Utilize the “4 P’s” When Projecting Business Plan Assumptions For New Products

Prospective clients often present my marketing and product development consulting firm completed Business Plans as they attempt to elicit interest in their projects. Invariably the assumptions that their sales, income and profit projections describe are unrealistic. I am then asked how to best assemble believable, supportable numbers that will excite, not scare off investors, venture capital or partners.

A Business Plan is simply a document that describes a commercial opportunity and quantifies, qualifies and narrates details of the offering. The exercise of writing a Business Plan sounds fairly mundane and easily accomplished. It is not. I have rarely read a Business Plan submitted by a novice that was worth spending more than a minute or two contemplating.

The Harvard Business Review in a recent article mentioned use of the “4 P’s” for Potential when projecting budgets, sales and profits. This is a simple, easily understood template for aspiring entrepreneurs to consider utilizing. The “4 P’s” of Potential are Population, Penetration, Placement and Purchase Frequency. The “4 P’s of Marketing that are essential to customizing a brand and marketing strategy are; Product, Price, Placement, and Promotion.

The “4 P’s” of Potential, if accurately researched, detailed and confirmed are invaluable in supplying investors with assumptive numbers that will withstand intense scrutiny.

Consider:

Population

What is the real size of the actual population that would be interested in potentially buying your product? If you were marketing a snack cracker, it could be the whole population of a country. Most of us eat snack crackers at some time. If you have a Pet Product, specifically a dog snack treat, the market is confined to the 77.5 million dog owners in the United States. If it is a cat snack food the market reach is a bit larger, approximately 94 Million licensed cat owners.

Placement

Now that you know the size of the consumer population base that can potentially purchase your product how do you surmise market Placement? Let’s assume that you want to introduce a cosmetic product and it will be moderately priced (Price = one of the “4 P’s” of Marketing). Your research indicates that there are approximately 75, 000 stores in the United States that carry competitive mid-priced brands such as Oil of Olay skin care, Maybelline and Cover Girl cosmetics or Revlon perfumes. As a small beauty product brand or start-up you will not achieve deep Placement in early stages of existence, certainly not big box distribution until the brand shows sales traction on a local or regional level. If you gain Placement in 1.5% of the discovered universe of 75,000 outlets in Year 1, you would achieve distribution in 1,125-doors. As the brand develops in year 2, Placement can be expected to easily grow to 2.5% or 1,875-doors, year 3, etc.

Penetration

How much of the Population will you penetrate with purchase of your product? There are 17 million licensed hunters in the United States. If your exciting new camouflage, stealth hunting boot was able to gain 1% Penetration of this class in the first full year of sales, you would sell 170,000 units.

Purchase Frequency

A consumable product (food, drink, vitamin, cosmetic, household cleaner, etc.) has a much more frequent usage and repurchase rate than a dog leash, a hunting boot or other hard goods. Another term for Purchase Frequency that is often used is Sales Turnover. A Gourmet Meat Marinade might turn inventory levels three times in a year in a specialty store. A popular priced, higher volume marinade might turnover 10 times in a national supermarket outlet. Purchase Frequency is determined by utility of the product, daily or occasional use, price, packaging size and geography. A sun care product will turn over monthly in warm weather markets, only seasonally in colder weather climes.
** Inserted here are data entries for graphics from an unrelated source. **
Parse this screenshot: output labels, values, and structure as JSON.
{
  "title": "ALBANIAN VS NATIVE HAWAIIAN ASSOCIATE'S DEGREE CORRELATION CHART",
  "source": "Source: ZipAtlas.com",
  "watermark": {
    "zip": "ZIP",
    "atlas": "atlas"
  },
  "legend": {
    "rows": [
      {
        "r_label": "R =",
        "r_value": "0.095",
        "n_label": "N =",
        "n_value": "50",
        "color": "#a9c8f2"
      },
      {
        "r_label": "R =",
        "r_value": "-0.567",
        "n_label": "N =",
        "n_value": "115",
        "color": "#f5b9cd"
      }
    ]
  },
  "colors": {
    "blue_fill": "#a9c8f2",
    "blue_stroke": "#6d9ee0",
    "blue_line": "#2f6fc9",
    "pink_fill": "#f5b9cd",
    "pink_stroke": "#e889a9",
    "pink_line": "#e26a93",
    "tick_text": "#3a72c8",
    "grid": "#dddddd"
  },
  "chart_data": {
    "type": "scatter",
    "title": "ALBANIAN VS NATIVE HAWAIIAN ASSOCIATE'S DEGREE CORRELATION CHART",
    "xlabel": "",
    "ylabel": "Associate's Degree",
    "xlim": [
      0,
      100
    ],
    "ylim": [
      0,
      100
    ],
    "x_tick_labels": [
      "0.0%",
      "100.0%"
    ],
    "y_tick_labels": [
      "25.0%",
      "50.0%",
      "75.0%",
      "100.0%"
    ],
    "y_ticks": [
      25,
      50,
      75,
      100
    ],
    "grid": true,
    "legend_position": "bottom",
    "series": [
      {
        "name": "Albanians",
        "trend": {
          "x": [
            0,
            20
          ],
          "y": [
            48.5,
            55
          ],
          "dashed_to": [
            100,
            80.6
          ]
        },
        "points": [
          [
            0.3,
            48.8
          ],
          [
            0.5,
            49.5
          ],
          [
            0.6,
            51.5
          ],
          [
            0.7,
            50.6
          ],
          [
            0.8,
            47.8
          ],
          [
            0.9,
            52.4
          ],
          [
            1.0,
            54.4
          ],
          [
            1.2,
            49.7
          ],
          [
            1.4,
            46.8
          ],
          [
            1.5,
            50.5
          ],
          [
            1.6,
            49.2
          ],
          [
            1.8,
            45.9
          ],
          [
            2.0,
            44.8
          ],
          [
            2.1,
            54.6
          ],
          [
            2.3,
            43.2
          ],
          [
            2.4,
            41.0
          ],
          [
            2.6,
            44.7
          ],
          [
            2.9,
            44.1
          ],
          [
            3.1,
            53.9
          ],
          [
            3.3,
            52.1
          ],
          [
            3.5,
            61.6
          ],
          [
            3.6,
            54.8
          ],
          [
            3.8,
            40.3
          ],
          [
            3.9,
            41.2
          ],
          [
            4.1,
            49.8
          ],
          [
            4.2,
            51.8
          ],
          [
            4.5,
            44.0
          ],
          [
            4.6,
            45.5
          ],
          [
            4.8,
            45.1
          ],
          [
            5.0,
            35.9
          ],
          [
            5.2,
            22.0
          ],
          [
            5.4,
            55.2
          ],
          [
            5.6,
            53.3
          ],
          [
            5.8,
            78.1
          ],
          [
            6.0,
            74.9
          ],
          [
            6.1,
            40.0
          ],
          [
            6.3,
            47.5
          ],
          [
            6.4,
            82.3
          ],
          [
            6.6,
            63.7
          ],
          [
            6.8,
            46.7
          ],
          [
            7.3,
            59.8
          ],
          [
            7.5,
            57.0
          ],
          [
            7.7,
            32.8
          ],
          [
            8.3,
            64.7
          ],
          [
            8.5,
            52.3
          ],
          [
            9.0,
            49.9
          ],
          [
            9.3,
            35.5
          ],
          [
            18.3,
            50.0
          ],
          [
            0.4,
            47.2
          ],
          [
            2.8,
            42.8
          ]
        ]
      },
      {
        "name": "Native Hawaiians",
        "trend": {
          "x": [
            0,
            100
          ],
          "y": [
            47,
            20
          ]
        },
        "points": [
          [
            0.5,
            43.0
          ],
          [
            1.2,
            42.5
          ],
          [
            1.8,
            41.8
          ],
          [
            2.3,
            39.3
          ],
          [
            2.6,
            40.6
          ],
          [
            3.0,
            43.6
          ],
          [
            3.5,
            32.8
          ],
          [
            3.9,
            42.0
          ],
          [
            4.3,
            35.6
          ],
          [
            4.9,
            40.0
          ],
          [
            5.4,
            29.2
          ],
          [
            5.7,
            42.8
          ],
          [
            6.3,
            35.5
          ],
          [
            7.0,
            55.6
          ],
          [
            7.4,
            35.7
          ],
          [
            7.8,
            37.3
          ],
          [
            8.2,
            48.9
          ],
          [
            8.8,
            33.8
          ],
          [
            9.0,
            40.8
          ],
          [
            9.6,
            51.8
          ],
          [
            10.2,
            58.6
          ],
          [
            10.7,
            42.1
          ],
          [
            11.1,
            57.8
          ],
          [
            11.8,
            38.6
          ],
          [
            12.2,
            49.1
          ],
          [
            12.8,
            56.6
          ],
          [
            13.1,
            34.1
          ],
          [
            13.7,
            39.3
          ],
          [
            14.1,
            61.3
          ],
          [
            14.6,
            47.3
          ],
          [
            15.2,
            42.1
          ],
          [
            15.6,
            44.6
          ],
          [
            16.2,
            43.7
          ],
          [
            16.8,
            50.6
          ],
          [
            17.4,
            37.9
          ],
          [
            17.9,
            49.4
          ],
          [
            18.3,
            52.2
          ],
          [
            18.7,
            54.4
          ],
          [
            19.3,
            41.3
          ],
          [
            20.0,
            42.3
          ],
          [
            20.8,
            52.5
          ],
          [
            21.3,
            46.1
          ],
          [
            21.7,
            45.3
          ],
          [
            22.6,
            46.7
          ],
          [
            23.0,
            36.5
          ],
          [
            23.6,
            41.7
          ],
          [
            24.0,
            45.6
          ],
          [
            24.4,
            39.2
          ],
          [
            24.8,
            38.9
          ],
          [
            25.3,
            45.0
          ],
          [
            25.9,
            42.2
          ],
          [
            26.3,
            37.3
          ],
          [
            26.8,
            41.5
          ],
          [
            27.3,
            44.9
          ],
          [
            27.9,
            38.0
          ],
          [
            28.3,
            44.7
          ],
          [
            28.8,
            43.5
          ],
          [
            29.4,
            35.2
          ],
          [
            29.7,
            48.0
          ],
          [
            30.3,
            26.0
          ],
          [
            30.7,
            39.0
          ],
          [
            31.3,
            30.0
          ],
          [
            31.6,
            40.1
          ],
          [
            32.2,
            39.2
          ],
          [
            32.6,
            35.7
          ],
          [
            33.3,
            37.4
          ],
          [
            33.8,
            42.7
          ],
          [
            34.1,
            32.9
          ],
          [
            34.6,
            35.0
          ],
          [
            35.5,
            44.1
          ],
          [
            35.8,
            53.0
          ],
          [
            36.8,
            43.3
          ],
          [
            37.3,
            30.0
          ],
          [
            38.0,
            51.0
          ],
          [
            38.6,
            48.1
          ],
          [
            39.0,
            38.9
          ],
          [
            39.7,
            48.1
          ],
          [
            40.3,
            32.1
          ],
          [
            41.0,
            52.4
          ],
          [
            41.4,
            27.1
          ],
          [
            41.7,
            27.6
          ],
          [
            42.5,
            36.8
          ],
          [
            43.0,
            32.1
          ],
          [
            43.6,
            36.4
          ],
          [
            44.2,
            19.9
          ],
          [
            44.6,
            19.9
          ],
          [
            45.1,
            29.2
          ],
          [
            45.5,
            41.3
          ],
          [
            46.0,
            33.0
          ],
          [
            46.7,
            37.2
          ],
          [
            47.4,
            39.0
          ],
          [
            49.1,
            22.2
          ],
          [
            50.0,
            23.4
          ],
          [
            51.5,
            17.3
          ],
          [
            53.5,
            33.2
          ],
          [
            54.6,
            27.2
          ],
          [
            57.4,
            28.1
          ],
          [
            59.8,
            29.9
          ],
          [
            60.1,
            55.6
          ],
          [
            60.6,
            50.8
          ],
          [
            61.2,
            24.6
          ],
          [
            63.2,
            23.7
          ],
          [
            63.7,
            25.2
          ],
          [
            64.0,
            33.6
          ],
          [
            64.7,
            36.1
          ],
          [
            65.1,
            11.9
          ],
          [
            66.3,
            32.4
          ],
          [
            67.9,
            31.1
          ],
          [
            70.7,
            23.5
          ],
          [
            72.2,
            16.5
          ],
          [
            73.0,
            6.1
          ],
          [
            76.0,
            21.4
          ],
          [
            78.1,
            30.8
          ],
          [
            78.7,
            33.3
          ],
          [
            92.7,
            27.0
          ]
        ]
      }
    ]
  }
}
Here is a simple formula that can be used to divine the Potential Size of a market for a product using the “4 P’s” during Year 1 of distribution:

Placement = 2% of 100,000 stores = 2000 placements

Population of Women Age 35 to 60 for an Anti-aging Skin Care Treatment

USA only = 55,000, 000

Penetration of potential buying Population
.001% of 55,000,000 = 55,000

Purchase Frequency = 3 Sales Turns per each full year of sales

Assuming a regimen (example only) of $40 X 55,000 consumers X 3 Repurchases and the above indicates that achievement of these 4 P’s of Potential would generate $6.6 million in sales.
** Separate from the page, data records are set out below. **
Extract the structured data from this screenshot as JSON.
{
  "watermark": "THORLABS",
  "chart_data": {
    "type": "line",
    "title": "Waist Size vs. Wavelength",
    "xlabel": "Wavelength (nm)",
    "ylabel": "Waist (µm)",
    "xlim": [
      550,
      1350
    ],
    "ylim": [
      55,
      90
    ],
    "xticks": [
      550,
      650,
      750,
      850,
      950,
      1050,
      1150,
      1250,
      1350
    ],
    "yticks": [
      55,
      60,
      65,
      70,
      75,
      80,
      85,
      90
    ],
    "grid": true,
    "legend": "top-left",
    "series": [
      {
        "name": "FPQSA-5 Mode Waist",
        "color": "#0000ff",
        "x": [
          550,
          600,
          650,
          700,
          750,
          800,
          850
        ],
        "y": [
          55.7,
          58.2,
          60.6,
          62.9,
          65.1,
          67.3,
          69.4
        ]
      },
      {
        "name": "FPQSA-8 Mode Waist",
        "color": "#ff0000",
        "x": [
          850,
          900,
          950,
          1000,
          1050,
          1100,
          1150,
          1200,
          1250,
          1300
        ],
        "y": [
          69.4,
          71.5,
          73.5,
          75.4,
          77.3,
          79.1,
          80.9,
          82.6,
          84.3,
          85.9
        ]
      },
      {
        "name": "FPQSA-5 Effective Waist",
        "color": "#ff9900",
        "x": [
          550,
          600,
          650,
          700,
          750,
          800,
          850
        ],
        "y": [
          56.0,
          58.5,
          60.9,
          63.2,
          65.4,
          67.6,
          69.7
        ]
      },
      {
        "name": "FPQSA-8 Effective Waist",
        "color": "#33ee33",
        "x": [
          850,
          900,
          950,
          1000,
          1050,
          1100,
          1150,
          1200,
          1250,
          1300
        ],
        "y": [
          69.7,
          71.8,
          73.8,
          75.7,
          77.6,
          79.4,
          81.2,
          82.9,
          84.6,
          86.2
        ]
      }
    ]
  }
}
This does not reflect new product extensions, international distribution or other variables. If the “4 P’s” of Potential are fully, deeply and diligently vetted, this number, while still an assumption is much more realistic and believable to the most difficult audience on earth: the cynical investor. This is the best to qualify, quantify and narrate the assumptions that are the cornerstone of any Business Plan.

Geoff Ficke has been a serial entrepreneur for almost 50 years. As a small boy, earning his spending money doing odd jobs in the neighborhood, he learned the value of selling himself, offering service and value for money.

After putting himself through the University of Kentucky (B.A. Broadcast Journalism, 1969) and serving in the United States Marine Corp, Mr. Ficke commenced a career in the cosmetic industry. After rising to National Sales Manager for Vidal Sassoon Hair Care at age 28, he then launched a number of ventures, including Rubigo Cosmetics, Parfums Pierre Wulff Paris, Le Bain Couture and Fashion Fragrance.